Tight end Scott Chandler could become more involved, and Aaron Dobson possesses the deep speed to take the top off of a defense, but it is a trifecta of Amendola, third-year speedster Keyshawn Martin and recently promoted Chris Harper that hold the key for the continued success of the passing game.

Many look at Amendola as the obvious 'replacement" for Edelman in the Patriots' offense, but he's not that kind of player. Amendola is more along the speed of former Patriot Wes Welker who made up for lack of deep speed and short-area quickness with toughness and great hands - in fact, Amendola may have the most reliable hands on the offense - but doesn't cause enough separation at the top of his route to gain a lot of yardage on his own...

...Martin does, however, and should be the player to pick up some of the slack on the jailbreak screens that made Lewis so exciting to watch, while Harper showed in preseason that he has the fluid hips and a dancer's footwork to break open at the top of his routes and displays a determination to do something with the ball once he has it in his hands, earning the moniker "Poor man's DeSean Jackson" from opposing scouts while in college.

This is not to mean that Harper is going to explode onto the scene the way Jackson did, as he doesn't possess that level of deep speed, but he is elusive after the catch and has tremendous hands - and he even made the Patriots' initial 53 man roster out of camp after catching 15 balls for 150 yards in the preseason, but was cut after the first game and landed back on the practice squad, giving New England's corners fits in practice.
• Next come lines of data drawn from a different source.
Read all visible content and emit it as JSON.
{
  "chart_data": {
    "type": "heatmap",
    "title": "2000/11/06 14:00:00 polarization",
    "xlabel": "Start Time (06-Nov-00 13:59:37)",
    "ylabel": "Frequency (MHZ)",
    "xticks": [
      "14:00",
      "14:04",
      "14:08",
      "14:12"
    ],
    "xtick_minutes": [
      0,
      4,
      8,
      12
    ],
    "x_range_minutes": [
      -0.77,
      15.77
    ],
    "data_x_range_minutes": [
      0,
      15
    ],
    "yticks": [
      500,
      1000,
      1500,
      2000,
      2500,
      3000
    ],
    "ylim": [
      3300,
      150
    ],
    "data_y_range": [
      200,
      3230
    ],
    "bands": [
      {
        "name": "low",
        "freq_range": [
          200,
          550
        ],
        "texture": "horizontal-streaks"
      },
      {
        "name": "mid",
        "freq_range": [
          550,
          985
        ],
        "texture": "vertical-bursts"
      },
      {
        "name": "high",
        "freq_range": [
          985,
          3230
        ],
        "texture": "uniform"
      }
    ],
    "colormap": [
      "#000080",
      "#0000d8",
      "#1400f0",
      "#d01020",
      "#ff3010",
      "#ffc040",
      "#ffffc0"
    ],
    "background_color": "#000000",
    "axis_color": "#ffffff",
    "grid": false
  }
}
Together with the tough running of LeGarrette Blount and the bonus touches of passing back James White, it appears that New England can still field a pass catching corps that can cause the defense to have to defend the entire field, and not concentrate on just one or two players which would eventually cause the Patriots to scale back what is probably the most diverse play book in the NFL.

So, there really isn't much reason for the Patriots to change up the way they do things on offense, particularly given that Belichick is the master at desgining game plans that take advantage of his players' individual strength, and while none of these guys bring the same game that Edelman or Lewis did, they still must be reckoned with and accounted for.